The Biblia de Jerusalén (JER) is a collaborative translation project undertaken by the École biblique et archéologique française de Jérusalem, led by Dominican scholars. The primary objective of this translation endeavor is to facilitate biblical exegesis, and as such, it is guided by principles of historical criticism. Notably, this work is distinguished by the inclusion of historical and linguistic comments within the text, which serve to provide valuable insights and analysis. Since its initial publication in 1966, the Biblia de Jerusalén has undergone several revisions. However, the version referred to in this context is the original 1966 edition. The translation draws upon the original Hebrew, Aramaic, and Greek source texts, adhering to the same guidelines employed in the French translation. Additionally, the comments and critical apparatus present in the Biblia de Jerusalén are directly derived from the corresponding French edition.

La Santa Biblia (EMN) is the first Spanish version made by a team of translators, led by Evaristo Martín Nieto. This translation aimed to provide a faithful representation of the original texts, adhering closely to the wording and structure of the source languages. The focus on formal equivalence means that the translation seeks to maintain a close correspondence to the original text, emphasizing accuracy and consistency. The first edition was released in 1961.

The Biblia Latinoamericana (LAT) is translated from Hebrew, Aramaic and Greek with a functionally equivalent style. It is specifically oriented to Latin American readers. It was printed for the first time in 1972, after the Second Vatican Council (1962–1965), the world council of the Catholic Church that promoted a deep updating of the theology and structure of the Church. It has a progressive ideology in the framework of the Catholic Church. It was branded as a tool of liberation theology. It is very popular among people from Latin America. The translation was led by the priests Bernardo Hurault and Ramón Ricciardi.

Nueva Biblia Española (ESP) is a functionally equivalent translation from the original texts. The translators, Luis Alonso Shöckel and Juan Mateos, had the goal to make the text more accessible to the people. To achieve this, the translation employed a free style that used expressions and language that could bridge the cultural gap between the modern world and the historical context in which the biblical texts were written. The intention was to help readers connect with the message of the Bible in a way that resonated with their own cultural and linguistic background.
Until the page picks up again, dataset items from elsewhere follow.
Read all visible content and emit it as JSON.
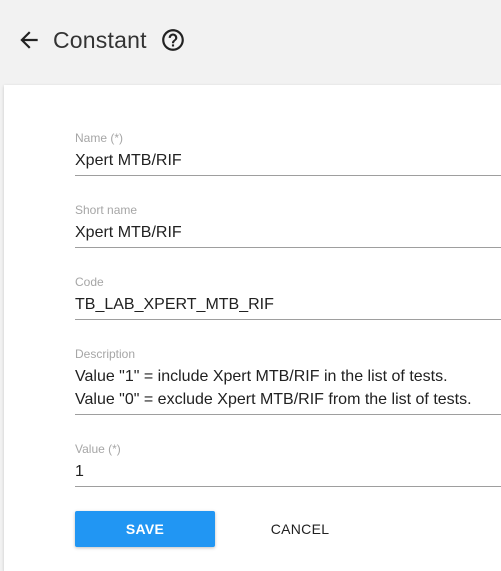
{
  "header": {
    "back_icon": "arrow-left-icon",
    "title": "Constant",
    "help_icon": "help-circle-icon"
  },
  "form": {
    "fields": [
      {
        "label": "Name (*)",
        "value": "Xpert MTB/RIF"
      },
      {
        "label": "Short name",
        "value": "Xpert MTB/RIF"
      },
      {
        "label": "Code",
        "value": "TB_LAB_XPERT_MTB_RIF"
      },
      {
        "label": "Description",
        "value": "Value \"1\" = include Xpert MTB/RIF in the list of tests.\nValue \"0\" = exclude Xpert MTB/RIF from the list of tests."
      },
      {
        "label": "Value (*)",
        "value": "1"
      }
    ],
    "save_label": "SAVE",
    "cancel_label": "CANCEL"
  },
  "colors": {
    "accent": "#2196f3",
    "background": "#f2f2f2",
    "card": "#ffffff",
    "label": "#a6a6a6",
    "underline": "#9e9e9e"
  }
}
A team of translators under the coordination of Serafín de Ausejo (SER) published in 1975 a version that is considered to be a more literal Spanish version that follows the principles of formal equivalence as closely as possible. This translation aims to maintain a faithful representation of the original texts, emphasizing accuracy in its rendering of the source languages.
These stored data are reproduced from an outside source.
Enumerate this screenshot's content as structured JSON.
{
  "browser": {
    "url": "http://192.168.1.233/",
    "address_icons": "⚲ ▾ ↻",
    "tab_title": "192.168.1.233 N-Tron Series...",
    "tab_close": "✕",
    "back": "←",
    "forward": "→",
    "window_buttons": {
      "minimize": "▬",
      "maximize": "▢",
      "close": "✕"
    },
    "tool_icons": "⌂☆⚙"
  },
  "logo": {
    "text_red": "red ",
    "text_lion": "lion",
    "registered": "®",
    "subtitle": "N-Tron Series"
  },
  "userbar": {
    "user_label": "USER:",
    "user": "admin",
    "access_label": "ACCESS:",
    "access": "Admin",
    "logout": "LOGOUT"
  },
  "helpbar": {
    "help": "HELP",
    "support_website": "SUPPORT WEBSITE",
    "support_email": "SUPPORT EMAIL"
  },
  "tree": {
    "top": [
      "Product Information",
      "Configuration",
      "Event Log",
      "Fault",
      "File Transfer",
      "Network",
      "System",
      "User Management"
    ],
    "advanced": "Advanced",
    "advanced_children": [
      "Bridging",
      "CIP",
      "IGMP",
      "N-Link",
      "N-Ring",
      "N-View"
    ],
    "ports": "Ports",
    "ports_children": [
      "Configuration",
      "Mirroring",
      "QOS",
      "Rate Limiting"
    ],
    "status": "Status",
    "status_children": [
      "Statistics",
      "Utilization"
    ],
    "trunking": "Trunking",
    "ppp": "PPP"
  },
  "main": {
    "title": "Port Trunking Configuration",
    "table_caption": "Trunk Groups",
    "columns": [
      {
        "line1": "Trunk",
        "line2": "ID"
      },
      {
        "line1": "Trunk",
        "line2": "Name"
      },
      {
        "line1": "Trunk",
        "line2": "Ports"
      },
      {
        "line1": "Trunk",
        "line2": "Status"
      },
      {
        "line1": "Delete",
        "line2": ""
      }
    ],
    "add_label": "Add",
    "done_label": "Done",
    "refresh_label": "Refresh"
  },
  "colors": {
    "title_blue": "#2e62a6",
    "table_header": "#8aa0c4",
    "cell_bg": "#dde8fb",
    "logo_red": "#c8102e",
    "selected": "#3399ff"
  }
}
The title Biblia de las Americas (AME) aptly reflects the intended audience and purpose of this edition, as it primarily targets Spanish-speaking individuals residing in the Americas. The translation itself is a collaborative effort involving individuals from diverse Protestant denominations, all working from the original text. The Biblia de las Americas was first published in 1986, making it a relatively recent addition to the array of Spanish Bible translations available.

3.1 Compilation and labeling

The primary criterion for book selection was the availability of digital versions. The initial search involved locating complete editions that could be downloaded and converted into text documents. Subsequently, the Bibles were transformed into plain text files (.txt). However, these documents retained subtitles, notes, HTML symbols, and other extraneous elements, which were excluded to retain only the verse content. Separate plain text files were created for each book within every Bible.

To facilitate easy identification of the Bible version and book, each document was assigned a unique six-letter code. The first three letters denote the specific Bible (refer to Table 1, CODE column), while the last three letters indicate the book. For instance, the book of Genesis from the Latinoamerican Bible would be designated as "LATGEN." The books included in the corpus are detailed in Table 2, although some books may not be present in all eleven versions.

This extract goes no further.